Proposal perpanjangan jabatan kades ibarat pekerjaan menjaring angin. Sebab, persoalannya bukan pada kurangnya masa jabatan Kades, melainkan soal paradigma pembangunan yang usang dan rendahnya partisipasi warga desa dalam pembangunan.

Boleh dikatakan, revisi UU desa hanya mengakomodasi kepentingan pejabat dan elite desa, tetapi tak cukup mendengar suara keseluruhan rakyat desa. Padahal, suara desa tidaklah homogen.

Gagasan besar yang seharusnya ditagih dari UU Desa sekarang ini untuk diterapkan adalah: pembangunan partisipatif yang meletakkan rakyat desa sebagai subjek pembangunan.

Pembangunan partisipatif, yang melibatkan warga desa dalam menyusun rencana pembangunan, penyusunan anggaran, mengerjakan proyek infrastruktur, hingga pengawasan dana desa, bisa membawa dampak positif.

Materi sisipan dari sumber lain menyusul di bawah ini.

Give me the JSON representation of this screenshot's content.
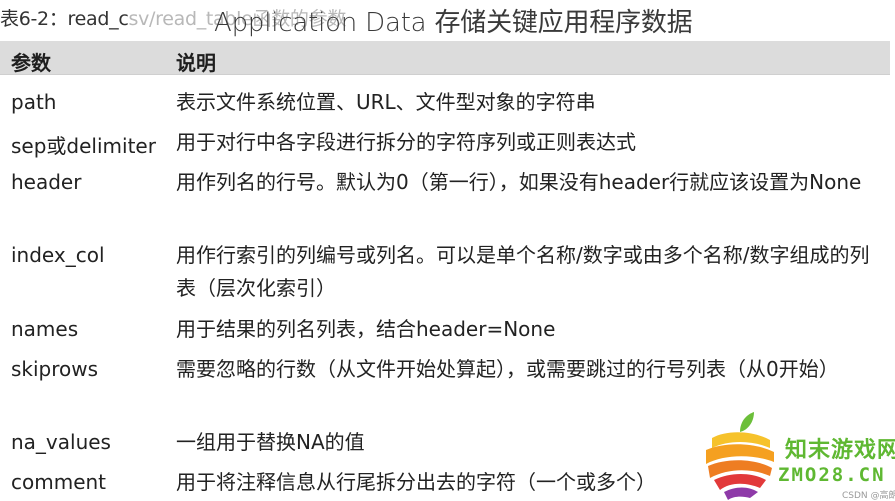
{
  "caption": {
    "prefix": "表6-2：read_c",
    "faded_suffix": "sv/read_table函数的参数"
  },
  "overlay_title": "Application Data 存储关键应用程序数据",
  "table": {
    "headers": {
      "param": "参数",
      "desc": "说明"
    },
    "rows": [
      {
        "param": "path",
        "desc": "表示文件系统位置、URL、文件型对象的字符串"
      },
      {
        "param": "sep或delimiter",
        "desc": "用于对行中各字段进行拆分的字符序列或正则表达式"
      },
      {
        "param": "header",
        "desc": "用作列名的行号。默认为0（第一行），如果没有header行就应该设置为None"
      },
      {
        "param": "index_col",
        "desc": "用作行索引的列编号或列名。可以是单个名称/数字或由多个名称/数字组成的列表（层次化索引）"
      },
      {
        "param": "names",
        "desc": "用于结果的列名列表，结合header=None"
      },
      {
        "param": "skiprows",
        "desc": "需要忽略的行数（从文件开始处算起），或需要跳过的行号列表（从0开始）"
      },
      {
        "param": "na_values",
        "desc": "一组用于替换NA的值"
      },
      {
        "param": "comment",
        "desc": "用于将注释信息从行尾拆分出去的字符（一个或多个）"
      }
    ]
  },
  "watermark": {
    "site_name": "知末游戏网",
    "domain": "ZMO28.CN",
    "credit": "CSDN @高朗"
  },
  "colors": {
    "header_band": "#dcdcdc",
    "watermark_green": "#5fb832"
  }
}
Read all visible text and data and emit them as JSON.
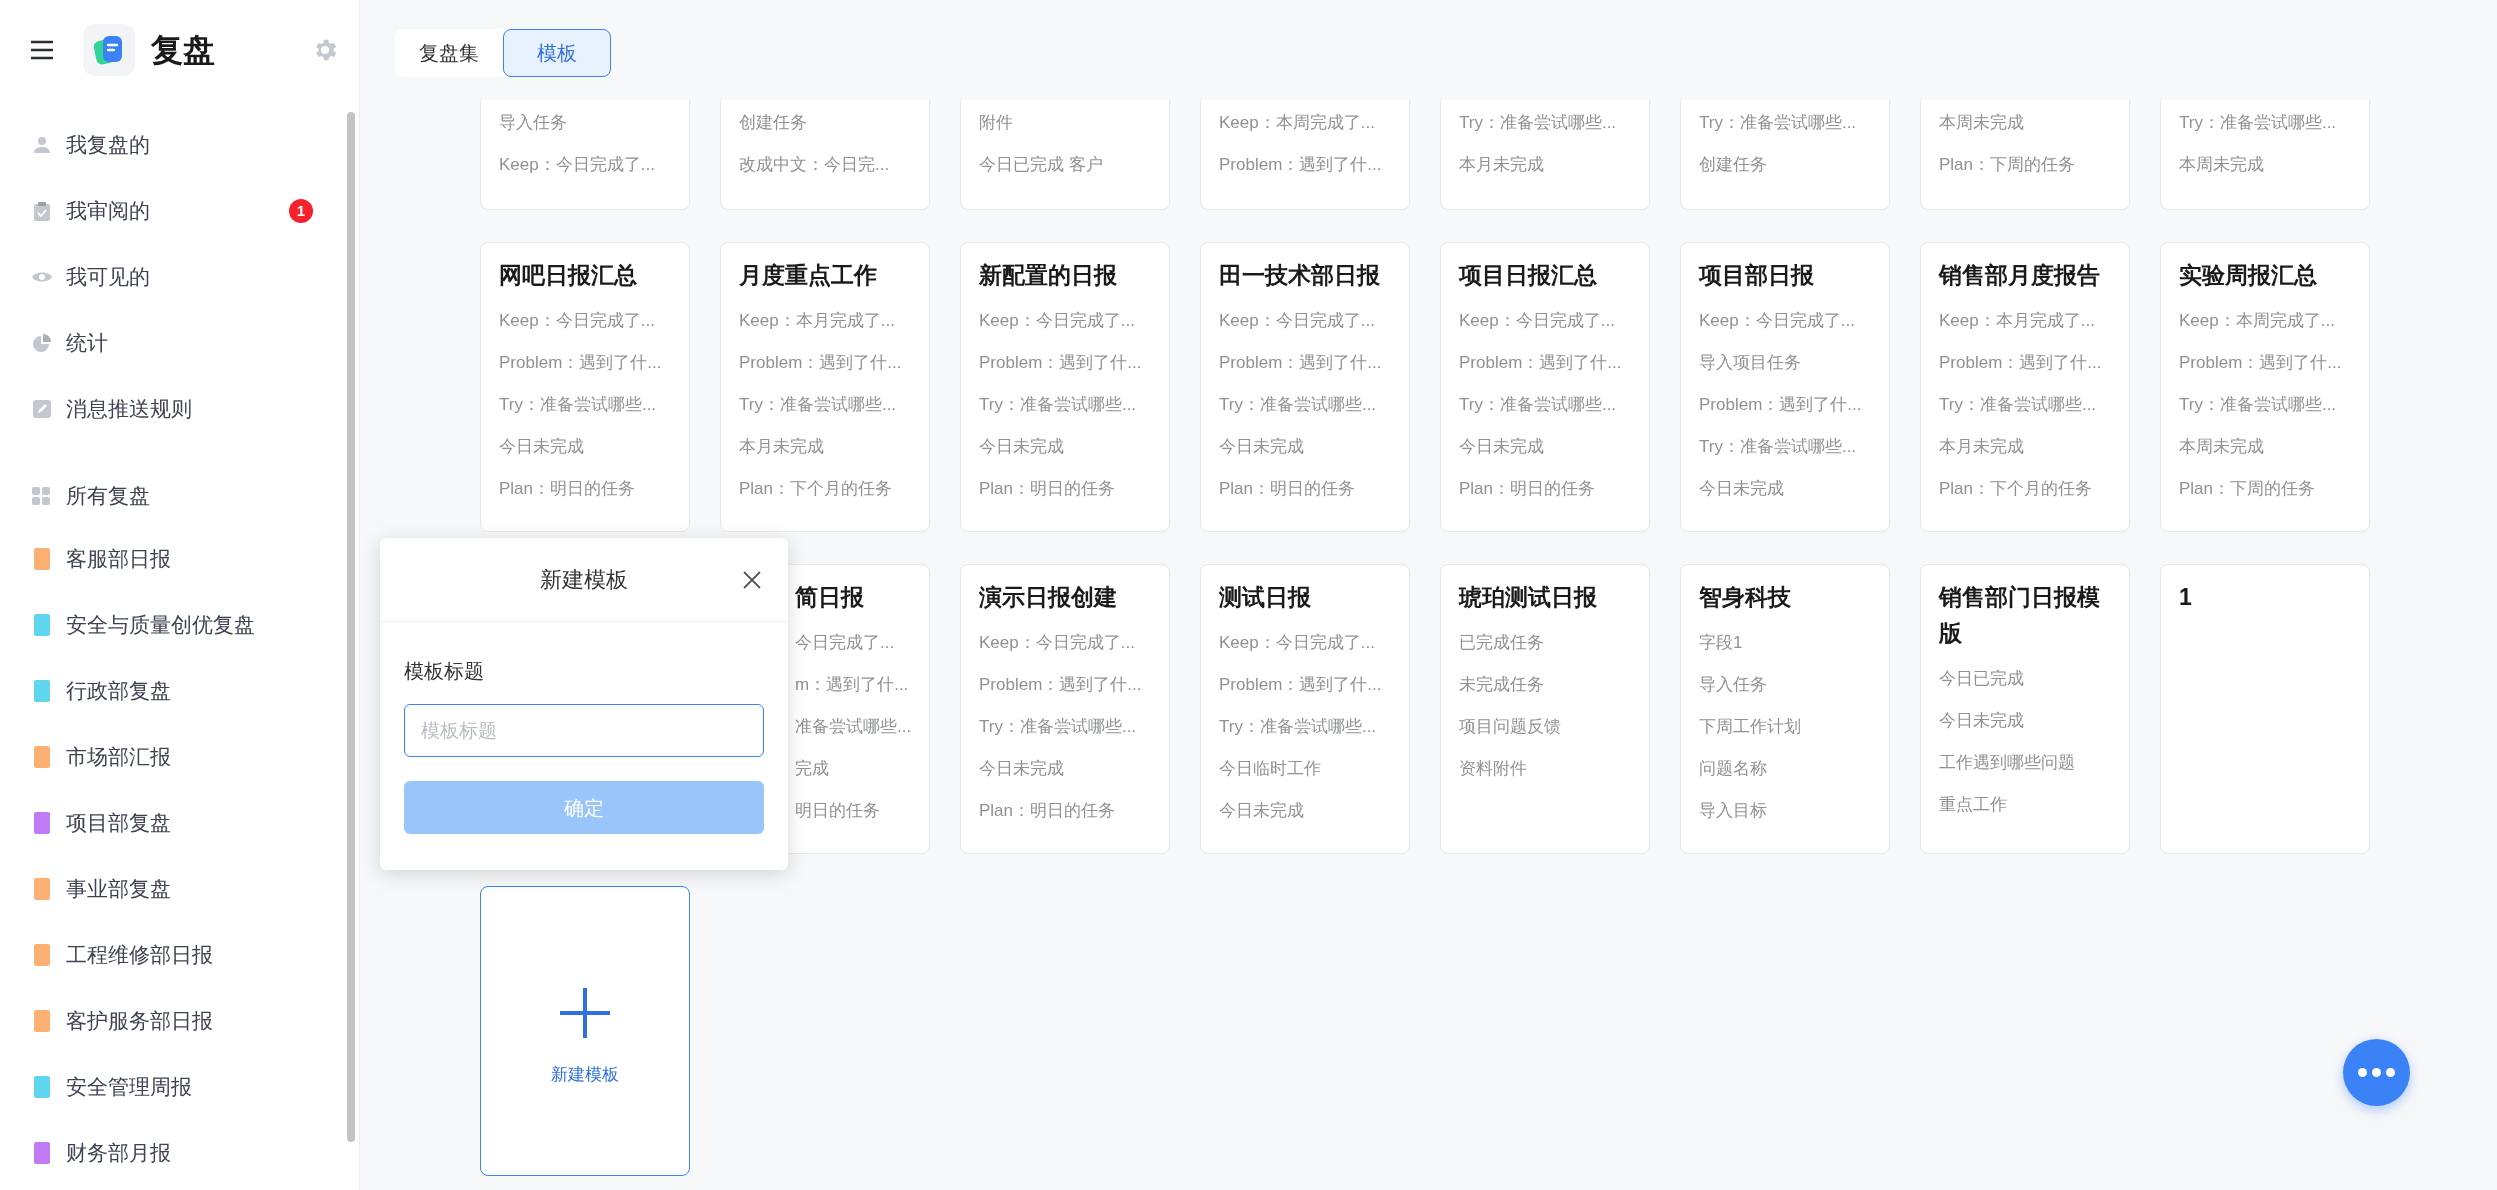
{
  "sidebar": {
    "title": "复盘",
    "nav": [
      {
        "label": "我复盘的"
      },
      {
        "label": "我审阅的",
        "badge": "1"
      },
      {
        "label": "我可见的"
      },
      {
        "label": "统计"
      },
      {
        "label": "消息推送规则"
      }
    ],
    "group": {
      "label": "所有复盘"
    },
    "boards": [
      {
        "label": "客服部日报",
        "color": "#fdb073"
      },
      {
        "label": "安全与质量创优复盘",
        "color": "#5fd6ee"
      },
      {
        "label": "行政部复盘",
        "color": "#5fd6ee"
      },
      {
        "label": "市场部汇报",
        "color": "#fdb073"
      },
      {
        "label": "项目部复盘",
        "color": "#c17cf5"
      },
      {
        "label": "事业部复盘",
        "color": "#fdb073"
      },
      {
        "label": "工程维修部日报",
        "color": "#fdb073"
      },
      {
        "label": "客护服务部日报",
        "color": "#fdb073"
      },
      {
        "label": "安全管理周报",
        "color": "#5fd6ee"
      },
      {
        "label": "财务部月报",
        "color": "#c17cf5"
      }
    ]
  },
  "tabs": [
    {
      "label": "复盘集",
      "selected": false
    },
    {
      "label": "模板",
      "selected": true
    }
  ],
  "templates": [
    {
      "kind": "clipped",
      "lines": [
        "导入任务",
        "Keep：今日完成了..."
      ]
    },
    {
      "kind": "clipped",
      "lines": [
        "创建任务",
        "改成中文：今日完..."
      ]
    },
    {
      "kind": "clipped",
      "lines": [
        "附件",
        "今日已完成 客户"
      ]
    },
    {
      "kind": "clipped",
      "lines": [
        "Keep：本周完成了...",
        "Problem：遇到了什..."
      ]
    },
    {
      "kind": "clipped",
      "lines": [
        "Try：准备尝试哪些...",
        "本月未完成"
      ]
    },
    {
      "kind": "clipped",
      "lines": [
        "Try：准备尝试哪些...",
        "创建任务"
      ]
    },
    {
      "kind": "clipped",
      "lines": [
        "本周未完成",
        "Plan：下周的任务"
      ]
    },
    {
      "kind": "clipped",
      "lines": [
        "Try：准备尝试哪些...",
        "本周未完成"
      ]
    },
    {
      "kind": "card",
      "title": "网吧日报汇总",
      "lines": [
        "Keep：今日完成了...",
        "Problem：遇到了什...",
        "Try：准备尝试哪些...",
        "今日未完成",
        "Plan：明日的任务"
      ]
    },
    {
      "kind": "card",
      "title": "月度重点工作",
      "lines": [
        "Keep：本月完成了...",
        "Problem：遇到了什...",
        "Try：准备尝试哪些...",
        "本月未完成",
        "Plan：下个月的任务"
      ]
    },
    {
      "kind": "card",
      "title": "新配置的日报",
      "lines": [
        "Keep：今日完成了...",
        "Problem：遇到了什...",
        "Try：准备尝试哪些...",
        "今日未完成",
        "Plan：明日的任务"
      ]
    },
    {
      "kind": "card",
      "title": "田一技术部日报",
      "lines": [
        "Keep：今日完成了...",
        "Problem：遇到了什...",
        "Try：准备尝试哪些...",
        "今日未完成",
        "Plan：明日的任务"
      ]
    },
    {
      "kind": "card",
      "title": "项目日报汇总",
      "lines": [
        "Keep：今日完成了...",
        "Problem：遇到了什...",
        "Try：准备尝试哪些...",
        "今日未完成",
        "Plan：明日的任务"
      ]
    },
    {
      "kind": "card",
      "title": "项目部日报",
      "lines": [
        "Keep：今日完成了...",
        "导入项目任务",
        "Problem：遇到了什...",
        "Try：准备尝试哪些...",
        "今日未完成"
      ]
    },
    {
      "kind": "card",
      "title": "销售部月度报告",
      "lines": [
        "Keep：本月完成了...",
        "Problem：遇到了什...",
        "Try：准备尝试哪些...",
        "本月未完成",
        "Plan：下个月的任务"
      ]
    },
    {
      "kind": "card",
      "title": "实验周报汇总",
      "lines": [
        "Keep：本周完成了...",
        "Problem：遇到了什...",
        "Try：准备尝试哪些...",
        "本周未完成",
        "Plan：下周的任务"
      ]
    },
    {
      "kind": "covered",
      "title": "简日报",
      "lines": [
        "今日完成了...",
        "m：遇到了什...",
        "准备尝试哪些...",
        "完成",
        "明日的任务"
      ]
    },
    {
      "kind": "card",
      "title": "演示日报创建",
      "lines": [
        "Keep：今日完成了...",
        "Problem：遇到了什...",
        "Try：准备尝试哪些...",
        "今日未完成",
        "Plan：明日的任务"
      ]
    },
    {
      "kind": "card",
      "title": "测试日报",
      "lines": [
        "Keep：今日完成了...",
        "Problem：遇到了什...",
        "Try：准备尝试哪些...",
        "今日临时工作",
        "今日未完成"
      ]
    },
    {
      "kind": "card",
      "title": "琥珀测试日报",
      "lines": [
        "已完成任务",
        "未完成任务",
        "项目问题反馈",
        "资料附件"
      ]
    },
    {
      "kind": "card",
      "title": "智身科技",
      "lines": [
        "字段1",
        "导入任务",
        "下周工作计划",
        "问题名称",
        "导入目标"
      ]
    },
    {
      "kind": "card",
      "title": "销售部门日报模版",
      "lines": [
        "今日已完成",
        "今日未完成",
        "工作遇到哪些问题",
        "重点工作"
      ]
    },
    {
      "kind": "card",
      "title": "1"
    }
  ],
  "new_template": {
    "label": "新建模板"
  },
  "dialog": {
    "title": "新建模板",
    "field_label": "模板标题",
    "placeholder": "模板标题",
    "confirm": {
      "label": "确定",
      "disabled": true
    }
  }
}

Pertama, model pembangunan partisipatif adalah model pembangunan berbasis kebutuhan warga. Proyek pembangunan disusun oleh warga lewat proses yang deliberatif berdasarkan kebutuhan bersama yang paling mendesak.

Kedua, pembangunan partisipatif akan melahirkan pembangunan yang inklusif. Partisipasi mensyaratkan keterlibatan seluruh warga desa tanpa memandang suku, agama, ras, gender, status sosial, dan lain-lain. Kelompok masyarakat paling marginal di desa, yang selama ini terkesampingkan oleh program-program pembangunan, bisa terjangkau oleh model pembangunan partisipatif.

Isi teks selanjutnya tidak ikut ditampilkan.